You weigh 130lbs. For starting out on smaller jumps the bike will be fine as long as you don't continually case a bunch of doubles with it. It won't hold up to long term abuse but you can learn on it. Then buy something more suited to jumping (i.e. I wouldn't bother upgrading anything to make it a jumper). More than likely you'll snap derailler hangers which seems to be the problem with kids jumping those bikes around here. And keep an eye on the fork (at least it's not an RST which I've seen end up looking like choppers after a few hard landings).


----------



## snaky69 (Mar 8, 2005)

XSL_WiLL said:


> Neither the frame nor components are beefy. It's a recreational/entry level trail bike.


A 110lbs friend of mine snapped his frame in half in a single summer. A hardrock, just like yours. He also had to get stitches in his face. Don't do it.


----------



## Plats (Jun 18, 2008)

I have converted and messed with various manner of frames, bars, transmissions, etc. trying to create my own DJ bikes. 

Do Not Waste Your Time or Money trying to convert a mountain bike into a DJ bike! 
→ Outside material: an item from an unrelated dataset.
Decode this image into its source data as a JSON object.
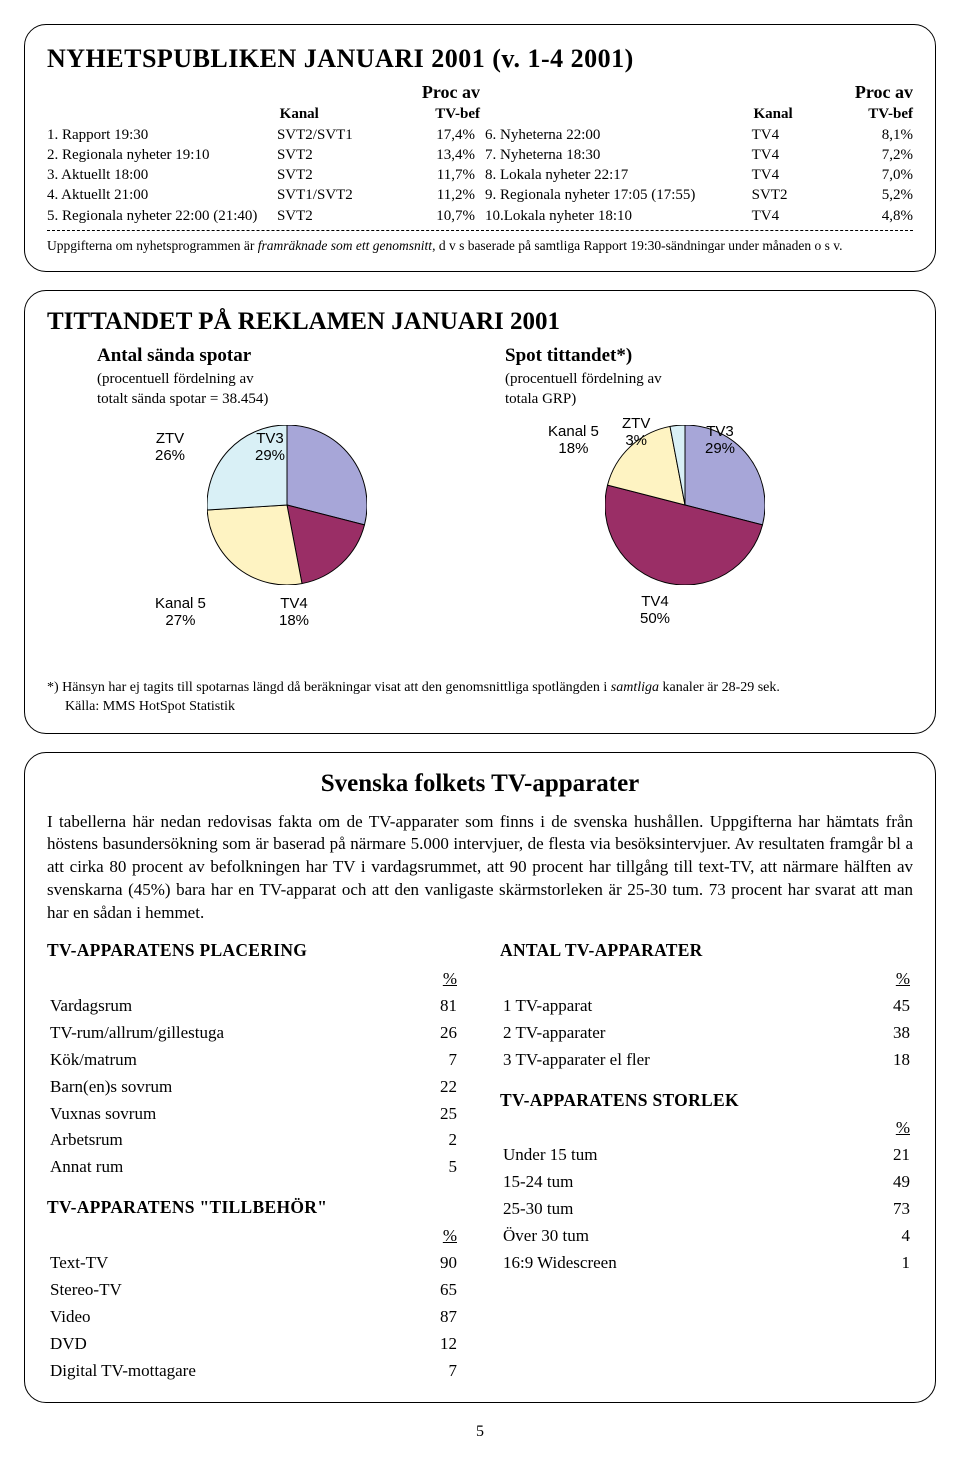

I have tried and failed on several bikes, I think they sprinkle majic jumping dust on the DJ bikes - its just not even fun jumping a converted MTB once you have jumped a real DJ bike. You cannot compare a small MTB to a DJ bike visually, everyone thinks the same thing, "I will get a cheap small MTB and start DJ'ing", then you fail.

Maybe some old skool pros threw down on every manner of banana-seated schwinn and whatnot, but for everyone else a DJ bike is highly reccomended to catch proper air.


----------